Up until now, I’ve given you some idea about how it works; now I’ll try to dispel two myths in the community.
Myth: the GIL guarantees your code will be thread-safe.
This isn’t true. Throughout this chapter, I’ve been careful to say that the GIL reduces the likelihood of a race condition, but can’t prevent it. When multiple threads are running in parallel, and a race condition is possible, the likelihood of it happening is higher. There are simply more opportunities for things to go wrong.
But with a GIL, two threads are never running Ruby code in parallel. This greatly reduces the likelihood of things going wrong, but still can’t prevent it. Let’s use this Ruby code as an example:
@counter = 0 5.times.map do Thread.new do temp = @counter temp = temp + 1 @counter = temp end end.each(&:join) puts @counter
This probably isn’t code that you would write every day, but it illustrates the point. This is the expanded version of the
With no synchronization, even with a GIL, it’s possible that a context switch happens between incrementing
temp and assigning it back to
counter.
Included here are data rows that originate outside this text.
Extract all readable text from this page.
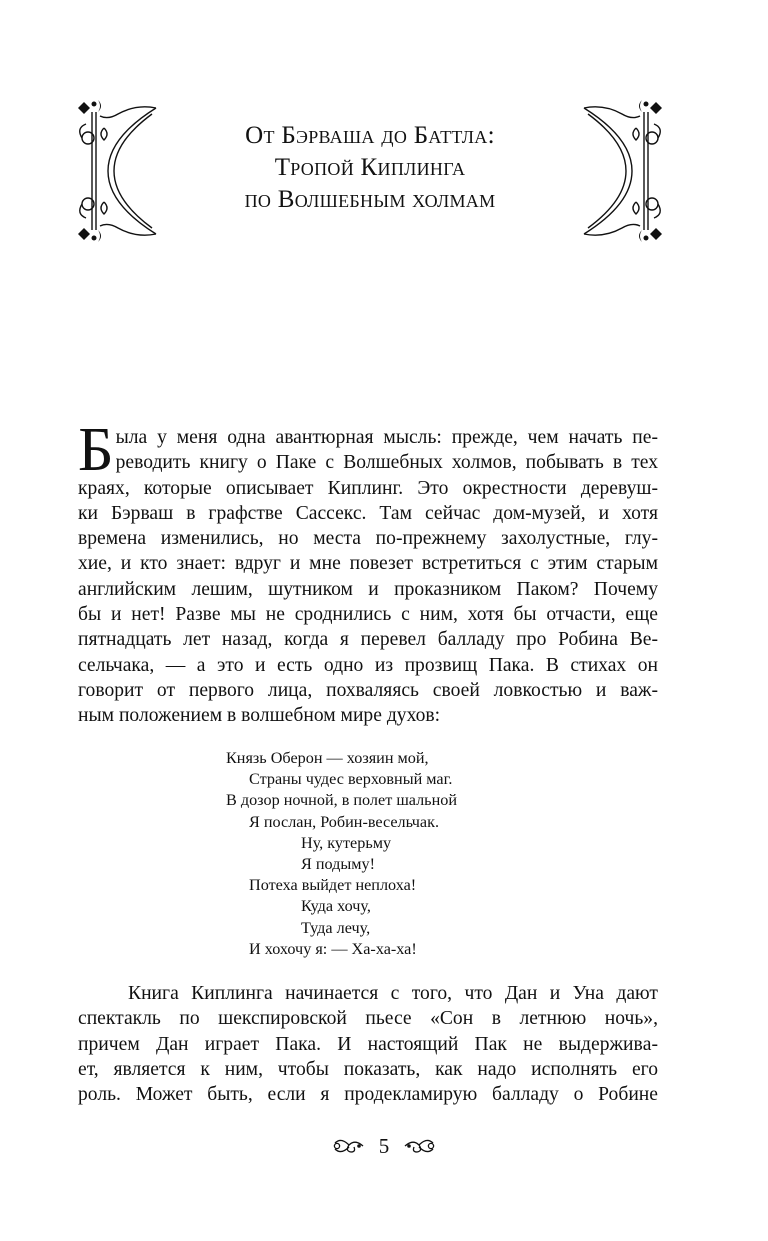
От Бэрваша до Баттла:
Тропой Киплинга
по Волшебным холмам
Б ыла у меня одна авантюрная мысль: прежде, чем начать пе-
реводить книгу о Паке с Волшебных холмов, побывать в тех
краях, которые описывает Киплинг. Это окрестности деревуш-
ки Бэрваш в графстве Сассекс. Там сейчас дом-музей, и хотя
времена изменились, но места по-прежнему захолустные, глу-
хие, и кто знает: вдруг и мне повезет встретиться с этим старым
английским лешим, шутником и проказником Паком? Почему
бы и нет! Разве мы не сроднились с ним, хотя бы отчасти, еще
пятнадцать лет назад, когда я перевел балладу про Робина Ве-
сельчака, — а это и есть одно из прозвищ Пака. В стихах он
говорит от первого лица, похваляясь своей ловкостью и важ-
ным положением в волшебном мире духов:
Князь Оберон — хозяин мой,
Страны чудес верховный маг.
В дозор ночной, в полет шальной
Я послан, Робин-весельчак.
Ну, кутерьму
Я подыму!
Потеха выйдет неплоха!
Куда хочу,
Туда лечу,
И хохочу я: — Ха-ха-ха!
Книга Киплинга начинается с того, что Дан и Уна дают
спектакль по шекспировской пьесе «Сон в летнюю ночь»,
причем Дан играет Пака. И настоящий Пак не выдерживa-
ет, является к ним, чтобы показать, как надо исполнять его
роль. Может быть, если я продекламирую балладу о Робине
5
If this is the case, it’s possible that two threads assign the same value to
counter. In the end the result of this little snippet could be less than 5.
It’s rare to get an incorrect answer using MRI with this snippet, but almost guaranteed if you use JRuby or Rubinius. If you insert a
puts in the middle of the block passed to Thread.new, then it’s very likely that MRI will produce an incorrect result. Its behaviour with blocking IO encourages a context switch while waiting for the thread to print to stdout.
As you get a better understanding of race conditions and thread safety in the upcoming chapters, the absurdity of the claim that the GIL guarantees thread safety will become clearer.
Myth: the GIL prevents concurrency.
This is a misunderstanding of terms.
The GIL prevents parallel execution of Ruby code, but it doesn’t prevent concurrent execution of Ruby code. Remember that concurrent code execution is possible even on a single core CPU by giving each thread a turn with the resources. This is the situation with MRI and the GIL.
So the GIL prevents parallel execution of Ruby code, but not concurrent execution.
The other important thing to remember is the caveat: blocking IO. The GIL allows multiple threads to be simultaneously blocked on IO. This means that you can use multiple threads to parallelize code that is IO-bound.
MRI’s multi-threading behaviour, with respect to blocking IO, is actually very similar to the behaviour of JRuby or Rubinius in the face of blocking IO. Any of these implementations will allow blocking IO to be parallelized.